March, 2013 – Graham Miln

An Unwilling Encore

The week has been a swirl of emotion and activity. Once again I have found myself venturing into the French medical establishment. This time for something a touch more serious than a simple fall.

Those that know me personally will appreciate my attitude as I deal with what needs doing – a quiet focused determination that leaves little time for much else.

I will be fine; that is not my focus here.

A worn corridor in the Tonkin Clinic, Lyon
A worn corridor in the Tonkin Clinic, Lyon

Section R, Hopital Croix Rousse, Lyon
Section R, Hopital Croix Rousse, Lyon

There is something about visiting various medical buildings that lingers. They feel a touch unreal. Doors along corridors that open automatically – highlighting the expected direction of traffic. Staff in white wearing sensible shoes moving quietly around confused members of the public. The smokers standing just outside of the building catching a moment of peace and nicotine while they wait for the next burst of activity.

The French medical system has a positive reputation in the United Kingdom. We hear stories of better service, better facilities, and less cost cutting. Specifics are rarely mentioned, just France is somehow better.

The British forget that in France going to a doctor is likely to involve a payment. They forget that in France individuals are recommended to have top-up insurance; the state does not cover the full cost of treatment. They forget that the system expects more from you.

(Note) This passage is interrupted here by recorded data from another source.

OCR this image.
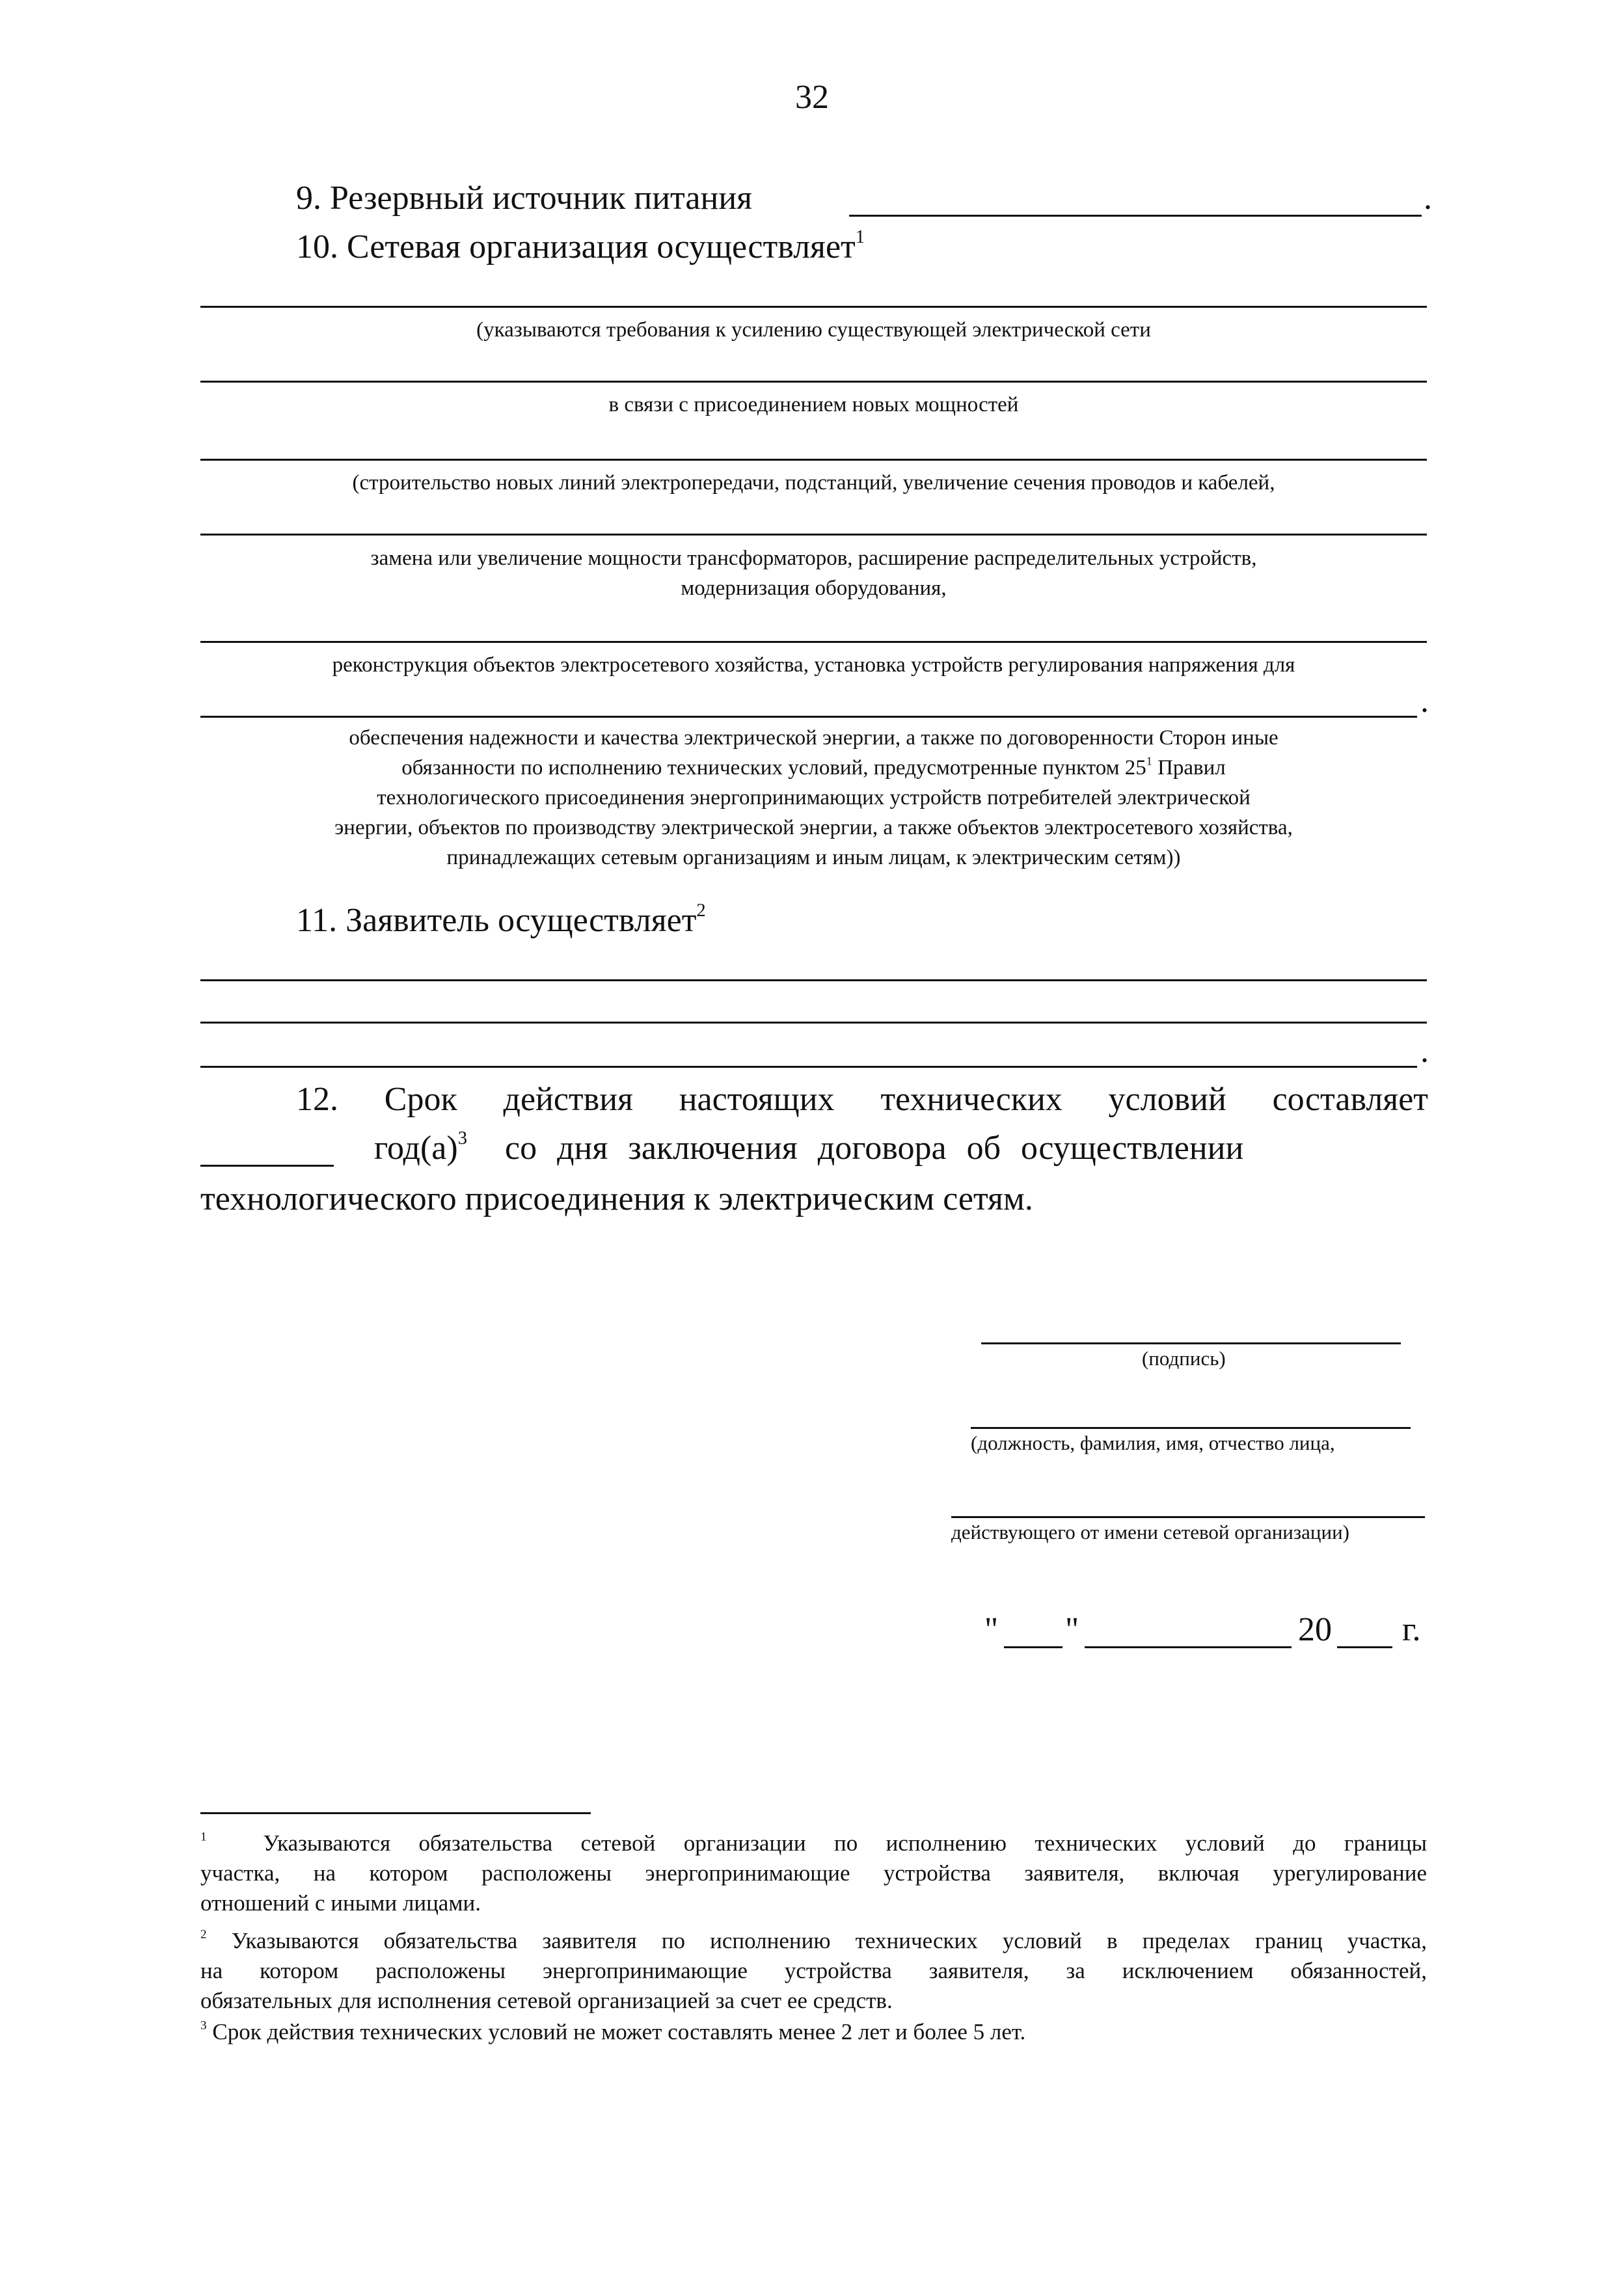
32
9. Резервный источник питания	.
10. Сетевая организация осуществляет$^1$
(указываются требования к усилению существующей электрической сети
в связи с присоединением новых мощностей
(строительство новых линий электропередачи, подстанций, увеличение сечения проводов и кабелей,
замена или увеличение мощности трансформаторов, расширение распределительных устройств,
модернизация оборудования,
реконструкция объектов электросетевого хозяйства, установка устройств регулирования напряжения для
.
обеспечения надежности и качества электрической энергии, а также по договоренности Сторон иные
обязанности по исполнению технических условий, предусмотренные пунктом $25^1$ Правил
технологического присоединения энергопринимающих устройств потребителей электрической
энергии, объектов по производству электрической энергии, а также объектов электросетевого хозяйства,
принадлежащих сетевым организациям и иным лицам, к электрическим сетям))
11. Заявитель осуществляет$^2$
.
12. Срок действия настоящих технических условий составляет
$год(а)^3$ со дня заключения договора об осуществлении
технологического присоединения к электрическим сетям.
(подпись)
(должность, фамилия, имя, отчество лица,
действующего от имени сетевой организации)
" "	20 г.
$^1$ Указываются обязательства сетевой организации по исполнению технических условий до границы
участка, на котором расположены энергопринимающие устройства заявителя, включая урегулирование
отношений с иными лицами.
$^2$ Указываются обязательства заявителя по исполнению технических условий в пределах границ участка,
на котором расположены энергопринимающие устройства заявителя, за исключением обязанностей,
обязательных для исполнения сетевой организацией за счет ее средств.
$^3$ Срок действия технических условий не может составлять менее 2 лет и более 5 лет.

In the United Kingdom, healthcare is mostly out of your hands. You go to the doctor and the National Health Service (NHS), puts you on a treadmill of care. Appointments are made for you, you go where and when you are told. You learn to expect delays and waiting periods but never a fee, never a personal cost when you need treatment. All those costs have been dealt with through every salary cheque and every pay packet.

In France, we are discovering the expectation on the patient is greater. I am learning to appreciate why and the control it puts in my hands. I am not sure I need the control but it is a point of difference.

Here you are responsible for your medical file. You get copies of all your tests, you see the bulk of the paperwork carrying your name. With every appointment, test, scan, or interaction your file grows. The mountain of paperwork can feel overwhelming but a pattern establishes itself and life goes on.

Much of the French medical system is changing. Swipe cards for medical services have appeared. Doctors are being jostled into a more active role for administering patients’ files. As with the NHS, the French system seems to be in near constant change and reform.

As an outsider venturing for the first time in the serious units of my local massive modern hospital, I am both scared and in awe of the treatment.

It took thirteen months to get my carte vitale. I did not expect it to be so essential so soon.